Since access to the Bioconductor repository is not built in to base R ‘out of the box’, there are a couple steps needed to install packages from this alternative source. We will work through the steps (only 2!) to install a package to help with the VCF analysis we are working on, but you can use the same approach to install any of the many thousands of available packages.

screenshot of bioconductor homepage

First, install the BiocManager package

The first step is to install a package that is on CRAN, BiocManager. This package will allow us to use it to install packages from Bioconductor. You can think of Bioconductor kind of like an alternative app store for your phone, except instead of apps you are installing packages, and instead of your phone it’s your local R package library.

# install the BiocManager from CRAN using the base R install.packages() function
install.packages("BiocManager")

To check if this worked (and also so you can make a note of the version for reproducibility purposes), you can run BiocManager::version() and it should give you the version number.

# to make sure it worked, check the version
BiocManager::version()

Second, install the vcfR package from Bioconductor using BiocManager

# install the vcfR package from bioconductor using BiocManager::install()
BiocManager::install("vcfR")

You may need to also allow it to install some dependencies or update installed packages in order to successfully complete the process.

Note: Installing packages from Bioconductor vs from CRAN

Some packages begin by being available only on Bioconductor, and then later move to CRAN. vcfR is one such package, which originally was only available from Bioconductor, but is currently available from CRAN. The other thing to know is that BiocManager::install() will also install packages from CRAN (it is a wrapper around install.packages() that adds some extra features).
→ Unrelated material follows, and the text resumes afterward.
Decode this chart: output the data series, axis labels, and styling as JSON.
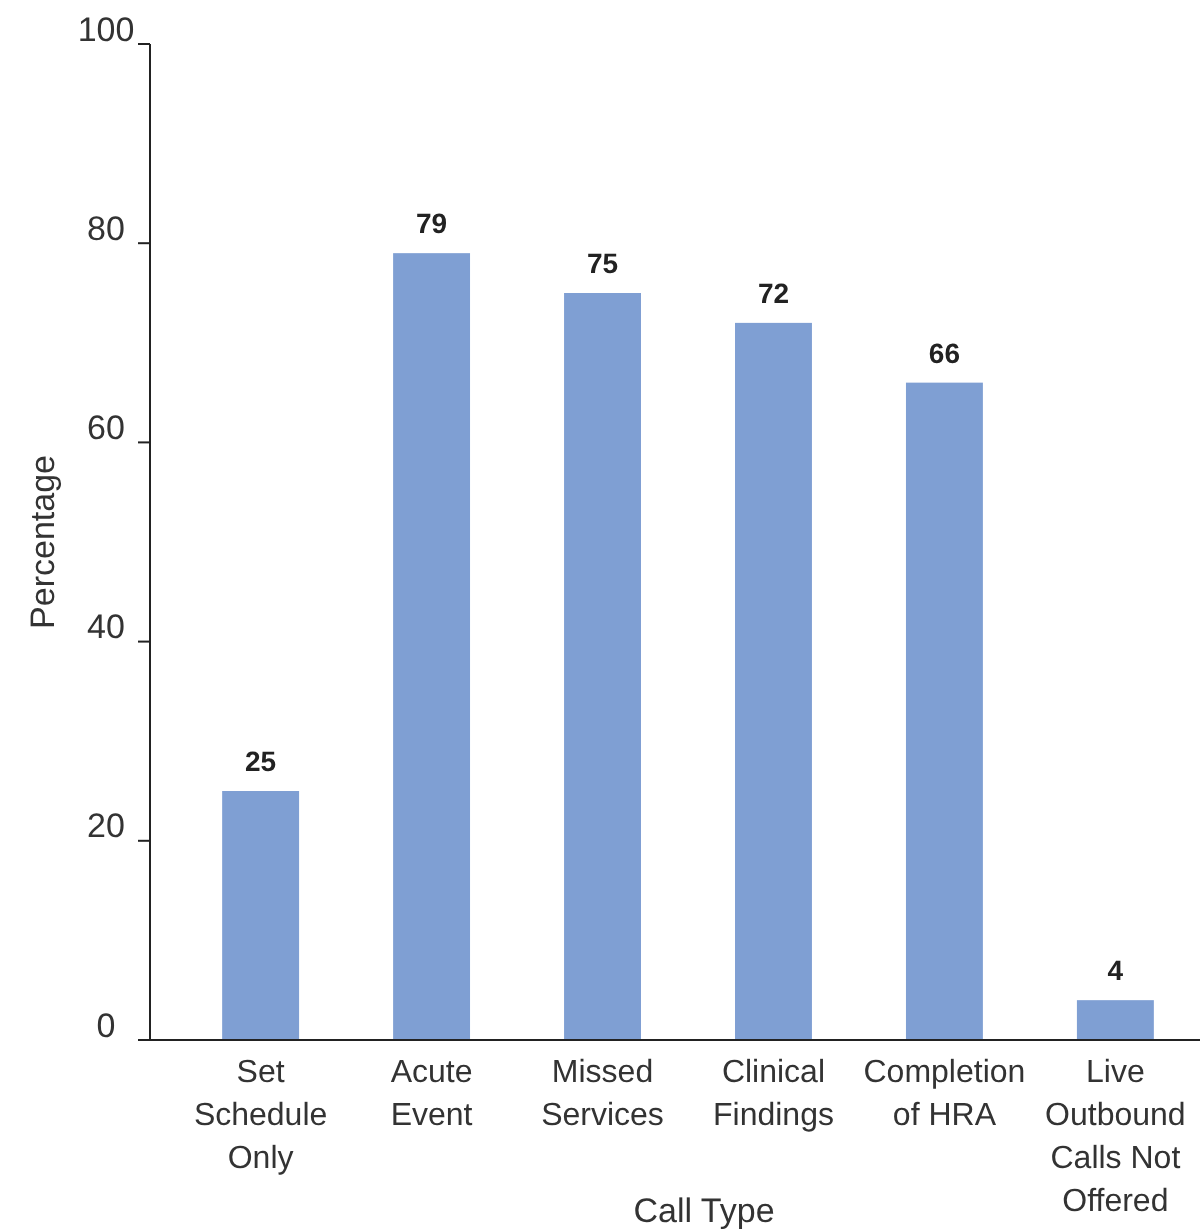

There are other benefits to using BiocManager::install() for Bioconductor packages, many of which are outlined here. In short, Bioconductor packages have a release cycle that is different from CRAN and the install() function is aware of that difference, so it helps to keep package versions in line with one another in a way that doesn’t generally happen with the base R install.packages().

Search for Bioconductor packages based on your analysis needs

While we are only focusing in this workshop on VCF analyses, there are hundreds or thousands of different types of data and analyses that bioinformaticians may want to work with. Sometimes you may get a new dataset and not know exactly where to start with analyzing or visualizing it. The Bioconductor package search view can be a great way to browse through the packages that are available.

screenshot of bioconductor search

Tip: Searching for packages on the Bioconductor website

There are several thousand packages available through the Bioconductor website. It can be a bit of a challenge to find what you want, but one helpful resource is the package search page.

In bioinformatics, there are often many different tools that can be used in a particular instance. The authors of vcfR have compiled some of them. One of those packages that is available from Bioconductor is called VariantAnnotation and may also be of interest to those working with vcf files in R.

Challenge

Add code chunks to

  • Install the BiocManager package
  • Use that package’s install() function to install vcfR
  • Browse the Bioconductor website to find a second package, and install it

Resources

Key Points

  • Bioconductor is an alternative package repository for bioinformatics packages.

  • Installing packages from Bioconductor requires a new method, since it is not compatible with the install.packages() function used for CRAN.

  • Check Bioconductor to see if there is a package relevent to your analysis before writing code yourself.